GEOS: The Graphical Environment Operating System
[...] The Graphical Environment Operating System was released in 1986, created by Berkeley Softworks: a small company start-up by serial entrepreneur Brian Dougherty. GEOS is a classic Mac like GUI running on Commodore 64 / 128 hardware, then later the Apple II, and PC.
Even though Berkeley Softworks started out small, with only two salespeople, the new software proved very popular because of low price for the necessary hardware (and of course the capability of the OS). This was due in part to the aggressive pricing of the Commodore 64 as a games machine and home computer (With rebates, the C64 was going for as little as $100 at the time). This was in comparison to an atypical PC for $2000 (which required MS-DOS, and another $99 for Windows 1.0) or the venerable Mac 512K Enhanced also $2000.
In 1986, Commodore Business Machines announced the C-Model revision of the Commodore 64 in a new Amiga-like case (dropping the 'breadbox' look), and bundling GEOS in the US.
At its peak, GEOS was the second most widely used GUI, next to Mac OS, and the third most popular operating system (by units shipped) next to MS-DOS and Mac OS.
GEOS came at a time before the world wide web, before home computers were PCs, before mass storage that you could afford, and long before Bill Gates and Windows were No.1.
GEOS did not pioneer the GUI; most of its features were already present in the larger OSes of the day, like the classic Mac (albeit, not Windows). What GEOS did show is that cheap, low-power, commodity hardware and simple office productivity software worked. You did not need a $2000 machine to type a simple letter and print it. This gave some sense of perspective in the heady 'Golden Age of Computing' of the 80s and even now, as some alternative OSes struggle to port bloated software from other platforms.
Many OSes can claim all sorts of things, and in-fight over who invented what- first. GEOS helped drive the proliferation of the newfangled GUI concept to regular users without the need for the famous Apple Hype Machine (likely one reason why GEOS is now all but forgotten).
GEOS was able to introduce home users to Point & Click, Cut / Copy / Paste, WYSIWYG Word Processing and what you expect from a GUI without having to afford an expensive Mac or PC with Windows. Before GEOS, the home user had to go to work to even see a GUI.
Then there was GEOS on the PC (more about this at the end of the article), which had the Start Menu concept two and a half years before Windows, and a PDF-like UI model 10 years before Mac OS X ;) [...]

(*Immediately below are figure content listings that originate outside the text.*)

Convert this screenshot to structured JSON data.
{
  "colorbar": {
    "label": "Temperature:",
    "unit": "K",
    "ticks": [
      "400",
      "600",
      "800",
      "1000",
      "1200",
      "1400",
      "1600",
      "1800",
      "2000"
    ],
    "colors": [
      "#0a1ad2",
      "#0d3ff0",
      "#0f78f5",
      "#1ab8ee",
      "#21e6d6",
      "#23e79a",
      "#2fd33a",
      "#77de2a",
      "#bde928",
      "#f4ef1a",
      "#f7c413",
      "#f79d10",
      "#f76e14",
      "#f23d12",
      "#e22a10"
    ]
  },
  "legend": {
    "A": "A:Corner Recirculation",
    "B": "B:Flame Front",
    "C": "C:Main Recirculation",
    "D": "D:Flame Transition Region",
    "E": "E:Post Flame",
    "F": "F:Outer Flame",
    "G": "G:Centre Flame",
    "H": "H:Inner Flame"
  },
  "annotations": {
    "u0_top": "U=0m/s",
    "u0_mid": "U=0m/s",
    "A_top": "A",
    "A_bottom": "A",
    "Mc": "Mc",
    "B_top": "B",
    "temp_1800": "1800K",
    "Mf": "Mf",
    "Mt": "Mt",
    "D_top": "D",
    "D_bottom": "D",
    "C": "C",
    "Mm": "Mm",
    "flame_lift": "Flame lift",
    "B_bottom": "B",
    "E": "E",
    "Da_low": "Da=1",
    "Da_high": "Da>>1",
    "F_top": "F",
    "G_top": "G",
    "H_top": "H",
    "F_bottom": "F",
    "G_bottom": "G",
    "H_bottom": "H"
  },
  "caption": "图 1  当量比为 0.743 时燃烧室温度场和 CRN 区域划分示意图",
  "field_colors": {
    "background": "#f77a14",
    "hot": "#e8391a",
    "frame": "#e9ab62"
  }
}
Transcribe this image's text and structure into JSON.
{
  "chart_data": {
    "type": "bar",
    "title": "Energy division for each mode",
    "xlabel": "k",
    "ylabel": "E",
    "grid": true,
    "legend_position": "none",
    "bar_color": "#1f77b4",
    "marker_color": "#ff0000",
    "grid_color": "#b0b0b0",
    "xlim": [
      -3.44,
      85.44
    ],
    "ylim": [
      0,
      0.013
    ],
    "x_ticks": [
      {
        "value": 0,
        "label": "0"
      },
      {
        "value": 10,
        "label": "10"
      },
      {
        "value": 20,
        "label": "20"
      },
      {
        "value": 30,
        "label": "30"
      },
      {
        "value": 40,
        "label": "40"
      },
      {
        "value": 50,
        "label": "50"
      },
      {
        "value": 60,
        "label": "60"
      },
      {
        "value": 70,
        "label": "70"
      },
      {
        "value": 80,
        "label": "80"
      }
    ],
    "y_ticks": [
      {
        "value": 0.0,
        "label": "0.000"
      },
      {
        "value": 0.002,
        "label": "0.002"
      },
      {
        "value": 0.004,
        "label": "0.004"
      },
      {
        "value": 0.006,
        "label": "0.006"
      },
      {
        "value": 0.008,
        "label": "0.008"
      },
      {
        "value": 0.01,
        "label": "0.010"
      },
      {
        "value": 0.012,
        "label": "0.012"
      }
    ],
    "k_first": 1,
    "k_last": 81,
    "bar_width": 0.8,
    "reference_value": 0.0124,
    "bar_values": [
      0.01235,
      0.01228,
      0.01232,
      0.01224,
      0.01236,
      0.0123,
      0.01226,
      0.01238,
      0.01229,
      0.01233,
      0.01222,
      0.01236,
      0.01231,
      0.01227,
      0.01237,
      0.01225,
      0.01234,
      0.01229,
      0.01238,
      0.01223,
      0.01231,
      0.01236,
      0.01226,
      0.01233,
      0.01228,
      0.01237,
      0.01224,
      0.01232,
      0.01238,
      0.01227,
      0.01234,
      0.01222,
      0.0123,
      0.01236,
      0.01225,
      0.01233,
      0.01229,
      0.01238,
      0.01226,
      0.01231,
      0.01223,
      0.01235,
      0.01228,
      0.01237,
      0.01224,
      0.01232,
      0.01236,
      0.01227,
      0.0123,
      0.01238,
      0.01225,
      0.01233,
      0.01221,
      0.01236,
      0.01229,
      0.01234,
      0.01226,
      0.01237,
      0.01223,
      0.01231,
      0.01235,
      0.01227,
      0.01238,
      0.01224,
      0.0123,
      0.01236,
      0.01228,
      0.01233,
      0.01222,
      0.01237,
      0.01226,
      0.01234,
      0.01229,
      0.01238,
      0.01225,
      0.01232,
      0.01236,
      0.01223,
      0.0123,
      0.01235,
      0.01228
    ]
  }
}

It's a long article, and it goes on about the history, what happened, to both the software and company. There are still people using GEOS on old C64's, and the old GEOS even kept evolving on the C64, even having a web browser called "Wave". It was supported by a company called CMD, right up until 2009. The article contains details and links all about it.
One can even download and use the old GEOS sofware on a modern PC, using C64 emulator software:
The article is full of screen shots. Gosh, the memories it all brings back!
It goes on to tell how GEOS evolved into GeoWorks for the PC, and how they resisted being assimilated by Microsoft, only to be crushed by them later. The software rights were bought and sold several times, it seems. A small version of GEOS still lives today, on cellphones and handheld devices. The article continues:
[...] Anybody can wax lyrical about 'what could have been', at the end of the day GEOS, both Commodore and PC versions, were genuine technical masterpieces in their own right - involving great skill. They stood true to being an affordable OS, that got the most power out of the least hardware. GEOS might not be an Open Source system but just because it's commercial, that does not negate the clear love for engineering that went into it.
Sure GEOS is all but forgotten now, but that doesn't mean it didn't contribute to what helped shape computer usage in the 80s and 90s. Considering that even an OS as popular as GEOS was can fade away, then there is no accuracy or inaccuracy in waxing lyrical that even Microsoft could be entirely forgotten one day in the far future. These things happen.
I love Commodore/GEOS because it represents something that no longer exists in the computer industry anymore. The Commodore 64's hardware is (programatically) beautifully designed. It is possible for one person to know the entirety of the machine, every function, every chip, every quirk. This gave the individual the power to create almost without limits, as shown by the continual modern day upgrades of the C64 and the popular demo and music scene. Today's hardware is just too complex to fully understand the whole system. Only a small percentage of the PC's actual power is ever used because of a rapidly moving platform that solves problems by throwing more hardware in. [...]
Yes, it came at a unique time in history. It made computing affordable for many people who otherwise would have never had the opportunity to own and use their own personal computer, until many years latter. And it really showed the world how much could be done, with so little.
I posted earlier about how the Commodore Brand is attempting to make a comeback: "The Commodore 64 goes Back to the Future".
The new company plans on using a new Commodore OS, based on the Linux operating system. I'm all for it, and hope it goes well. It will be fun to see how it works out, and even more fun if it succeeds. Yet I will still miss the old days of computing, when it was a new frontier. It was a unique time, and won't ever be quite that way again.